Your point about people connecting to blogs is well-taken. There are many people who connect via those "free" means that I spoke of have yet to discover the blogosphere, and that is precisely why the influence of blogs is limited. That will take time but as connectivity increases, so will the readership and usage of blogs.

Case in point - "Blogging for Bryant". How did that work out? I'm not bagging on Bryant or anyone that blogged for him. Just asking the question - Did it make any difference? What if the national/state media had picked it up and highlighted how it pointed out Corker's many shortcomings?

Without question, had the national press picked up on Blogging for Bryant, it would have attracted greater readership, it would have wielded much more influence in the race, and may have even countered some of Corker's big money.
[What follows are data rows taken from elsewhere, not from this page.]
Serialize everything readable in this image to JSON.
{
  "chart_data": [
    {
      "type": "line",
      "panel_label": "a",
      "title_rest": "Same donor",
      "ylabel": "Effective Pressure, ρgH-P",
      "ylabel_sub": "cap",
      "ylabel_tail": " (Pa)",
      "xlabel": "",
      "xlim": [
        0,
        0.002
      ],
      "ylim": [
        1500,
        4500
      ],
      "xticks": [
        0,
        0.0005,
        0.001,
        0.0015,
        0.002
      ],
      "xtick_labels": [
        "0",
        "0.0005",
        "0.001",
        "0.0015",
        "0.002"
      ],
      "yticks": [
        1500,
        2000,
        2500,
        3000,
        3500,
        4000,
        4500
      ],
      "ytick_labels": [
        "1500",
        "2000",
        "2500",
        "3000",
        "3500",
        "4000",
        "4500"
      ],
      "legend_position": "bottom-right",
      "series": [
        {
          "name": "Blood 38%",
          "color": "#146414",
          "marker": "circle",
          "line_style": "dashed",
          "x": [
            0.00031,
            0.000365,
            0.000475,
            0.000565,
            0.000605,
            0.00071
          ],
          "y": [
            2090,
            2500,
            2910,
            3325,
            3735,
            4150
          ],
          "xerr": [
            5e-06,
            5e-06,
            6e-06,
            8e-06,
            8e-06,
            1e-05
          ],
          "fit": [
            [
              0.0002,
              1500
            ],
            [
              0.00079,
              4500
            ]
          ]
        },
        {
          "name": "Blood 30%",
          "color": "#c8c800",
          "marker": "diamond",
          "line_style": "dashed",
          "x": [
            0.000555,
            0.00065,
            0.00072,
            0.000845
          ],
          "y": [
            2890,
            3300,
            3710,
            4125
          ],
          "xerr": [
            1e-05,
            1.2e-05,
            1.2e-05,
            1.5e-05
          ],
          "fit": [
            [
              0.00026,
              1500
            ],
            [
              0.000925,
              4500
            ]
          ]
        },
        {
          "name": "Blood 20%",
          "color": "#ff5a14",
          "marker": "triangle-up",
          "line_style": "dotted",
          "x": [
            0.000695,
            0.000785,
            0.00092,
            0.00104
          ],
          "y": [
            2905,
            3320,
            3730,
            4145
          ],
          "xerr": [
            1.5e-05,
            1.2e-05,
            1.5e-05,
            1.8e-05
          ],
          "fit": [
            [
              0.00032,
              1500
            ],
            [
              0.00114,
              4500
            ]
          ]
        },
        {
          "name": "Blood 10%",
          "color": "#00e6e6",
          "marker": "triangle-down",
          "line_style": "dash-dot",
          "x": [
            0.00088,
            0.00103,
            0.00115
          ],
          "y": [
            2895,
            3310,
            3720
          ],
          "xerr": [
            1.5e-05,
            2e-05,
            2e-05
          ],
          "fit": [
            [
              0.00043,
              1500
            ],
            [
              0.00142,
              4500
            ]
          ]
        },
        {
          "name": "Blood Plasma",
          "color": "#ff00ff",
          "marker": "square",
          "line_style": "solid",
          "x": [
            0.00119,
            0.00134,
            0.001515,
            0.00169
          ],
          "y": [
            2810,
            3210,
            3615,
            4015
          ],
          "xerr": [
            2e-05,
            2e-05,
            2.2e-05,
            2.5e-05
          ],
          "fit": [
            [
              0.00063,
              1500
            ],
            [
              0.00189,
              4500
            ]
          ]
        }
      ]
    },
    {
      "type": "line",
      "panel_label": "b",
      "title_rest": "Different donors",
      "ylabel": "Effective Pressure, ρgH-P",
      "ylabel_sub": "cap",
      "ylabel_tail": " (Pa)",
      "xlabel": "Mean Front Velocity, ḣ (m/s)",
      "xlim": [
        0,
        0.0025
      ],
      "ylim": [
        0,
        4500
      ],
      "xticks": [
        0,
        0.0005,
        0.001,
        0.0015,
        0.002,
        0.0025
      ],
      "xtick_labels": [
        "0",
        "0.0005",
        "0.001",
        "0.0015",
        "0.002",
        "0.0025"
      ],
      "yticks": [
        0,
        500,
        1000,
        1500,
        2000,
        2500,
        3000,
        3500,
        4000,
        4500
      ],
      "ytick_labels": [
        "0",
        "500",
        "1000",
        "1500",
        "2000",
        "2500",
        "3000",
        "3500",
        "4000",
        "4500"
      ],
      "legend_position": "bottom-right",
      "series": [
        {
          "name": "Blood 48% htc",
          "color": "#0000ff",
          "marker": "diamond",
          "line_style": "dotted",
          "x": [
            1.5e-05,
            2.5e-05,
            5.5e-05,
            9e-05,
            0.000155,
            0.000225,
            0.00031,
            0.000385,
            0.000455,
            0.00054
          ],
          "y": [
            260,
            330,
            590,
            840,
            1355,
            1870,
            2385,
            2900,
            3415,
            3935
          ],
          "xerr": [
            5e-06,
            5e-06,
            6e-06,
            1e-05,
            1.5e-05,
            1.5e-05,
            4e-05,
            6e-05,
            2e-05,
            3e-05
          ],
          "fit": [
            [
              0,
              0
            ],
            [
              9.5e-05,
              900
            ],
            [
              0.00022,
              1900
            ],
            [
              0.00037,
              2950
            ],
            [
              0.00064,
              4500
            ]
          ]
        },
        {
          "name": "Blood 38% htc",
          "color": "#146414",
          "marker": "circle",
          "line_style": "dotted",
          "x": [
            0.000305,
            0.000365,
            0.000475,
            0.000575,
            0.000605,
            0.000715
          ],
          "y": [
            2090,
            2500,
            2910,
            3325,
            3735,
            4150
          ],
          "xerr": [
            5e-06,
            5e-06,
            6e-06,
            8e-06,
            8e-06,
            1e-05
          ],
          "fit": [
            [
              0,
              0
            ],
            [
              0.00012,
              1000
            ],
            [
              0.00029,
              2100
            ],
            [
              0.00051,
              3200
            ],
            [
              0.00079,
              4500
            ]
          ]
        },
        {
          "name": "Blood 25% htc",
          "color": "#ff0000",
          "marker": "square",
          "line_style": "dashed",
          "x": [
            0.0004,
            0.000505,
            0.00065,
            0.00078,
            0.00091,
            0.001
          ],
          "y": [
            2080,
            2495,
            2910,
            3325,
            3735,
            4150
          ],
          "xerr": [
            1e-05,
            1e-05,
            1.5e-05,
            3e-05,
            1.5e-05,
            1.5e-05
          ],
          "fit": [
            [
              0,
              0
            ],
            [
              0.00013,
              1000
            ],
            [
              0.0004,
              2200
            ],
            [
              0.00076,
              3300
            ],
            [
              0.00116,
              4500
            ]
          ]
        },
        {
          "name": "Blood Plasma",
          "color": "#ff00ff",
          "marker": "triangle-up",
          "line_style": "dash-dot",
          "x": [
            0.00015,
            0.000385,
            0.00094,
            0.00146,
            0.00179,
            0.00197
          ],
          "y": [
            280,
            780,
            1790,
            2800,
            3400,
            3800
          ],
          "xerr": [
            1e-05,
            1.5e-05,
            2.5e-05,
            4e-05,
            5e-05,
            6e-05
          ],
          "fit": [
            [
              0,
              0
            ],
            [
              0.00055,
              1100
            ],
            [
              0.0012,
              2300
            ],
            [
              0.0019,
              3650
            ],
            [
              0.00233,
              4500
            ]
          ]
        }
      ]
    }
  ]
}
However, I think B4B did "work out" even though Bryant didn't come out in first place. Now that the race is over, I feel a bit more free to state the obvious. Two months from the Primary, Bryant was what we who have worked on campaigns before would call "in a hole." He was in third place and his numbers were stagnant, and (even though I would never have admitted it on my blog while the campaign was going on) a lot of us thought he was "done." Bryant's strategy of effective door-to-door campaigning didn't change, however, but B4B began to increase posts and got Bryant press releases out to the public. In many cases, press releases were posted there about stories and events that the mainstream press was not even covering, and I believe it got the word out to the conservative grassroots that Bryant wasn't giving in. When Bryant's TV ads finally came out, I believe B4B helped the process by creating a built-in "base boost" that TV and radio then built on. As a result, Bryant's campaign began to surge, so much so that veteran observers like Sharon Cobb began to smell an upset. So did I, and as much of an optimist as I tend to be, I wasn't born yesterday, so it takes a lot of turnaround to get me in that kind of mood. The numbers were turning in Ed Bryant's favor-so much so that had the Primary been the following Tuesday, we just might have pulled it off. As it was, it turned out to be Van Hilleary who stood in Bryant's way, not Bob Corker. Unlike some, however, I don't blame Hilleary, he was just one factor. If Bryant had as much money as Corker, he could have left both men in the dust on Primary night.

After pointing out that most bloggers only read blogs that represent their point of view (for the most part he is right-but that is also slowly changing), Steve Mule said:

You're an exception as far as I'm concerned and that's why I respect you and your blog so much.

I am truly humbled by that kind of respect, and I thank Steve Mule for it. I also thank everyone who is reading my blog on a regular basis, no matter what side of the spectrum you are coming from. I thank you all for your time and your personal confidence in me.